Eva Hinrichsen, of Westmoreland in Pottawatomie County, has shown cows at the Kansas Beef Expo for 12 years.
Like many others showing and judging at the expo from Dec. 13-15 at the Kansas State Fair fairgrounds, Hinrichsen, a fourth-generation Angus breeder, raises her own calves for show on her parents' Angus farm. Other contestants, like Hinrichsen, want to remain in the industry, whether on the family farm or working with farm animals, as a researcher or veterinarian.
Hinrichsen, 18, attends Oklahoma State University and is majoring in animal science. Having grown up around cattle, she would like to work with them after graduation. Because she is responsible for certain elements on her family farm, she would like to work in animal genetics or nutrition.
“On our operation, I always do their feed rations,” Hinrichsen said. “I also make the mating decisions.”
In November, Hinrichsen was crowned Miss American Angus by the American Angus Association in Reno, Nev. The competition focused on academics and knowledge of the Angus breed.
Taylor Bacon, 20, of Hiawatha in Brown County, has shown cattle since she was 6. She is majoring in agriculture at Kansas State University and wants to raise and sell cattle after graduation. Bacon and her shorthorned cow, Silk, made it into the Grand Drive on Friday.

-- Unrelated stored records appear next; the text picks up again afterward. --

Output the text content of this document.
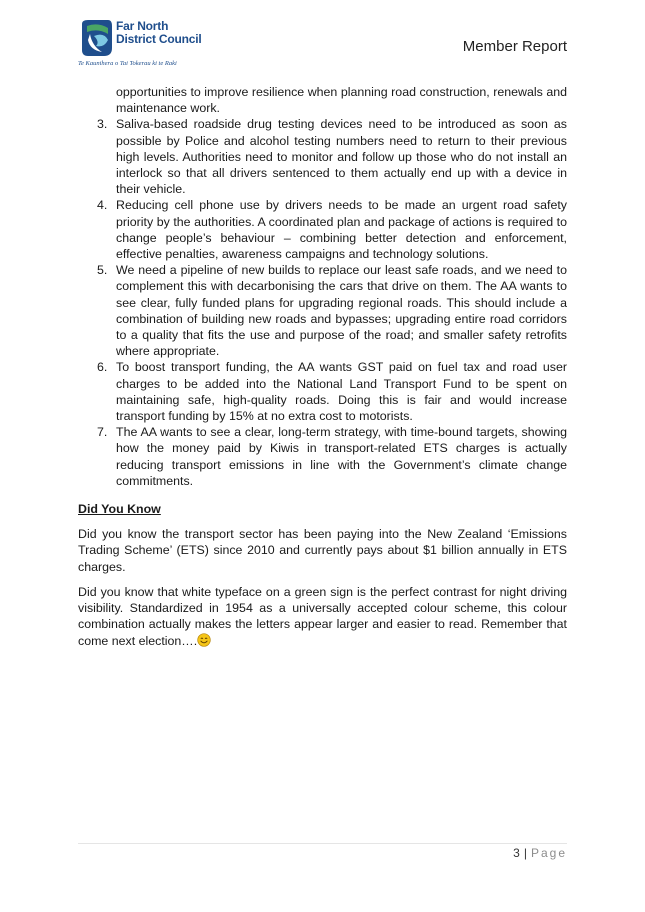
Far North
District Council
Te Kaunihera o Tai Tokerau ki te Raki
Member Report
opportunities to improve resilience when planning road construction, renewals and maintenance work.
3. Saliva-based roadside drug testing devices need to be introduced as soon as possible by Police and alcohol testing numbers need to return to their previous high levels. Authorities need to monitor and follow up those who do not install an interlock so that all drivers sentenced to them actually end up with a device in their vehicle.
4. Reducing cell phone use by drivers needs to be made an urgent road safety priority by the authorities. A coordinated plan and package of actions is required to change people’s behaviour – combining better detection and enforcement, effective penalties, awareness campaigns and technology solutions.
5. We need a pipeline of new builds to replace our least safe roads, and we need to complement this with decarbonising the cars that drive on them. The AA wants to see clear, fully funded plans for upgrading regional roads. This should include a combination of building new roads and bypasses; upgrading entire road corridors to a quality that fits the use and purpose of the road; and smaller safety retrofits where appropriate.
6. To boost transport funding, the AA wants GST paid on fuel tax and road user charges to be added into the National Land Transport Fund to be spent on maintaining safe, high-quality roads. Doing this is fair and would increase transport funding by 15% at no extra cost to motorists.
7. The AA wants to see a clear, long-term strategy, with time-bound targets, showing how the money paid by Kiwis in transport-related ETS charges is actually reducing transport emissions in line with the Government’s climate change commitments.
Did You Know

Did you know the transport sector has been paying into the New Zealand ‘Emissions Trading Scheme’ (ETS) since 2010 and currently pays about $1 billion annually in ETS charges.

Did you know that white typeface on a green sign is the perfect contrast for night driving visibility. Standardized in 1954 as a universally accepted colour scheme, this colour combination actually makes the letters appear larger and easier to read. Remember that come next election….

3 | Page
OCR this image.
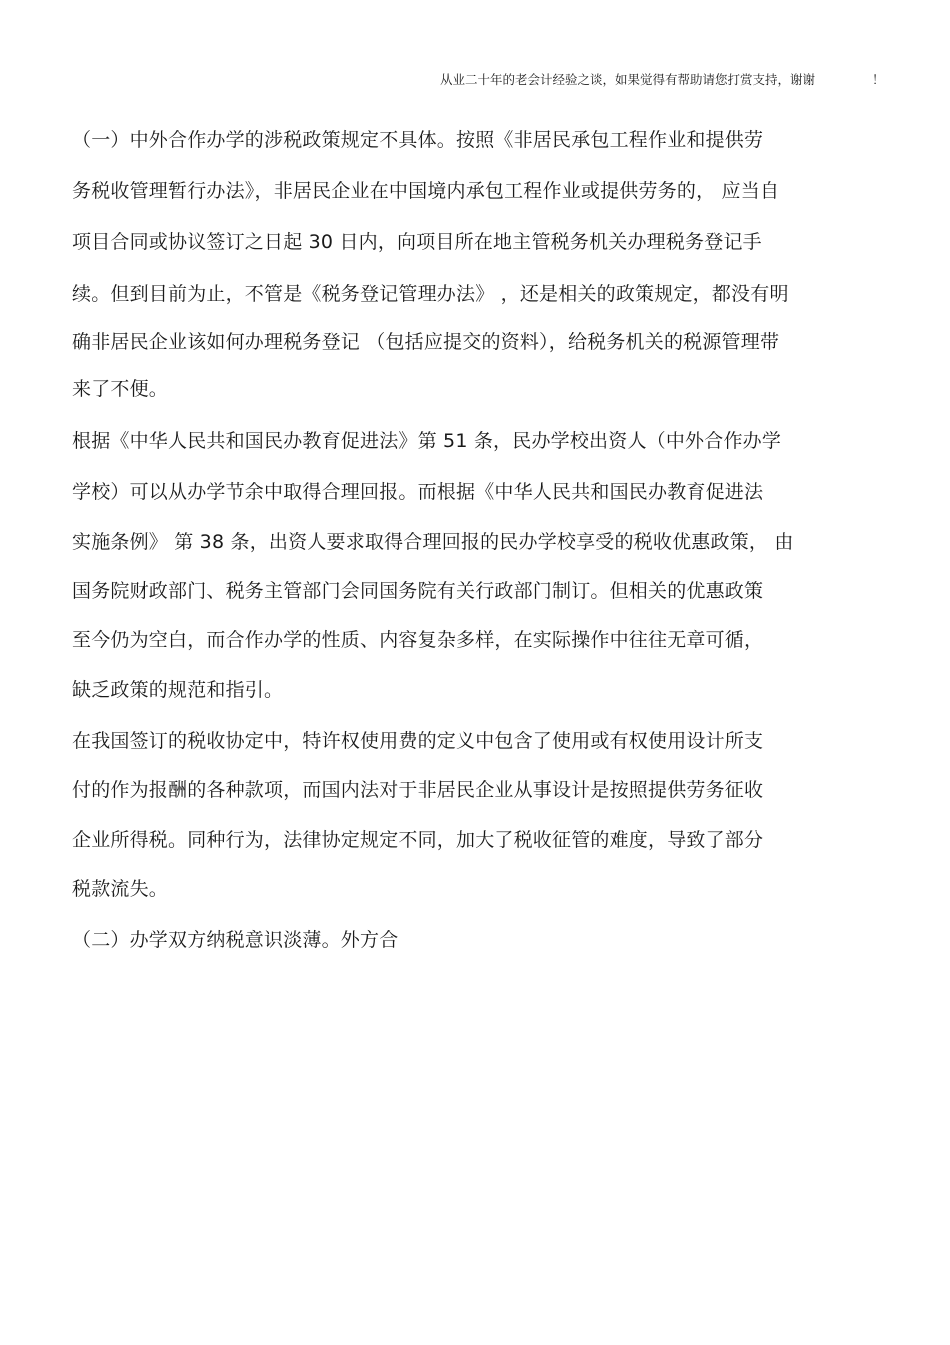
从业二十年的老会计经验之谈，如果觉得有帮助请您打赏支持，谢谢	！
（一）中外合作办学的涉税政策规定不具体。按照《非居民承包工程作业和提供劳
务税收管理暂行办法》，非居民企业在中国境内承包工程作业或提供劳务的， 应当自
项目合同或协议签订之日起 30 日内，向项目所在地主管税务机关办理税务登记手
续。但到目前为止，不管是《税务登记管理办法》 ，还是相关的政策规定，都没有明
确非居民企业该如何办理税务登记 （包括应提交的资料），给税务机关的税源管理带
来了不便。
根据《中华人民共和国民办教育促进法》第 51 条，民办学校出资人（中外合作办学
学校）可以从办学节余中取得合理回报。而根据《中华人民共和国民办教育促进法
实施条例》 第 38 条，出资人要求取得合理回报的民办学校享受的税收优惠政策， 由
国务院财政部门、税务主管部门会同国务院有关行政部门制订。但相关的优惠政策
至今仍为空白，而合作办学的性质、内容复杂多样，在实际操作中往往无章可循，
缺乏政策的规范和指引。
在我国签订的税收协定中，特许权使用费的定义中包含了使用或有权使用设计所支
付的作为报酬的各种款项，而国内法对于非居民企业从事设计是按照提供劳务征收
企业所得税。同种行为，法律协定规定不同，加大了税收征管的难度，导致了部分
税款流失。
（二）办学双方纳税意识淡薄。外方合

Younger contestants show for many reasons. Many live on a farm or have a relative who owns a farm. Dalton Krueger, 12, of Bennington, said he likes doing the chores for his family’s animals more than showing them. But, he said, he is proud of the calves he brought to the expo because they were bred from a cow that won during a previous year.
Sawyer Post, 6, and her sister Isabelle, 8, brought Yoyo to the expo. Sawyer said she feels happy when she shows her 3-month-old shorthorned calf. Isabelle has a special strategy when she goes into the ring with Yoyo — she speaks to her in a calm, soothing voice.
“She’s so nice. I tell her that it’s going to be OK when you get into the ring,” said Isabelle, of Double P Ranch in Hill City in Graham County. “I just kind of pet her on the head. She likes to get petted.”
In addition to showing the animals, there was an animal judging contest during the expo. Kane Austin, who runs the Livestock Judging Program at Hutchinson Community College, worked on the event. More than 500 children ages 6 to 18 participated.
“Livestock judging benefits all types of kids,” Austin said. “They have to make quick decisions and defend them before a judge.”
He said that in addition, the students learn how to think on their feet, as well as learning organizational skills.
“They think they’re looking at a class of four cows,” Austin said. “But there’s so much that benefits them long-term.”
Parker Dicks, 13, of Great Bend, understands that he is learning skills now that he can use in his future. He came to the expo to show his two heifers, Miss Banks and Faith.
“I like the lessons that it teaches me about life as I’m growing up and becoming an adult,” Parker said. “I learn organization and hard work, skills that you need in life if you want to be successful.”